Entretien avec Ivana Bartoletti, Chief Privacy and AI Governance Officer de WIPRO
Auteure de « An Artificial Revolution, on Power, Politics and AI » et fondatrice du réseau d’influence « Women Leading in AI », Ivana Bartoletti, Chief Privacy and AI Governance Officer du cabinet de conseil IT WIPRO, est aussi conférencière pour des instances internationales telles que l’UE ou l’ONU, et conseillère auprès du Conseil de l’Europe sur les questions d’égalité, de droits humains et d’IA. Elle occupe également une position académique prestigieuse à Virginia Tech (université américaine reconnue pour ses recherches en informatique), où elle explore les interactions délicates entre la vie privée et l’apprentissage automatique dans l’IA.
Quel regard portez-vous sur l’European AI Act voté par le parlement européen ?

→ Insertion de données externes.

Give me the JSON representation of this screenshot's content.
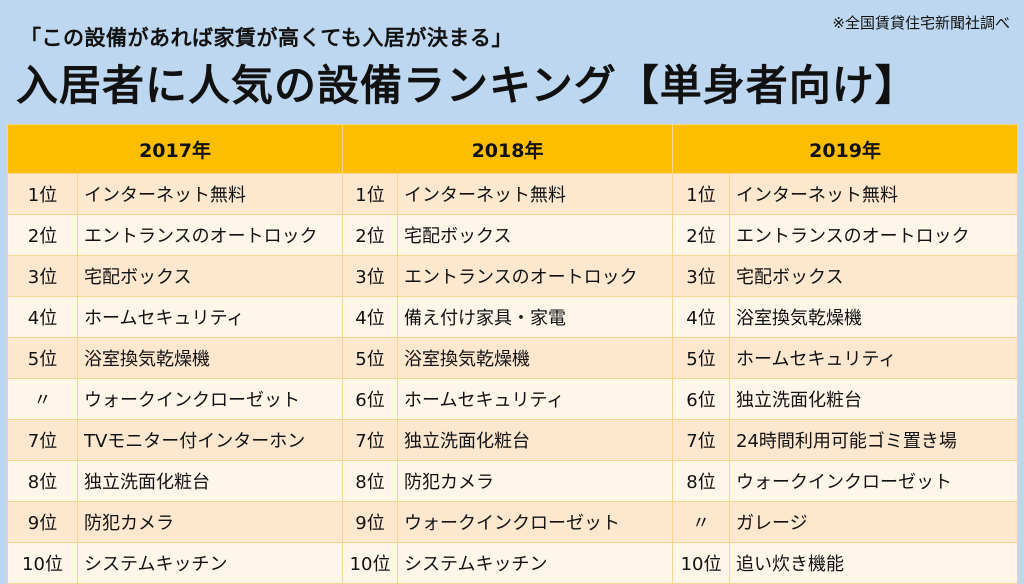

Dans un monde où l’IA façonne de plus en plus notre quotidien, la réglementation devient cruciale. En pratique, l’IA est déjà soumise à diverses législations, dont celles portant sur les données, la protection de la vie privée, la discrimination, la responsabilité des consommateurs, etc. L’European AI Act introduit une approche basée sur le risque « produit », réglementant les produits d’IA de manière similaire à d’autres produits comme les lave-vaisselle ou les voitures, en mettant l’accent sur la sécurité et les droits fondamentaux des individus. Il est loin d’être parfait, cette initiative visant à encadrer l’utilisation de l’IA au sein de l’Union européenne étant de fait très ambitieuse.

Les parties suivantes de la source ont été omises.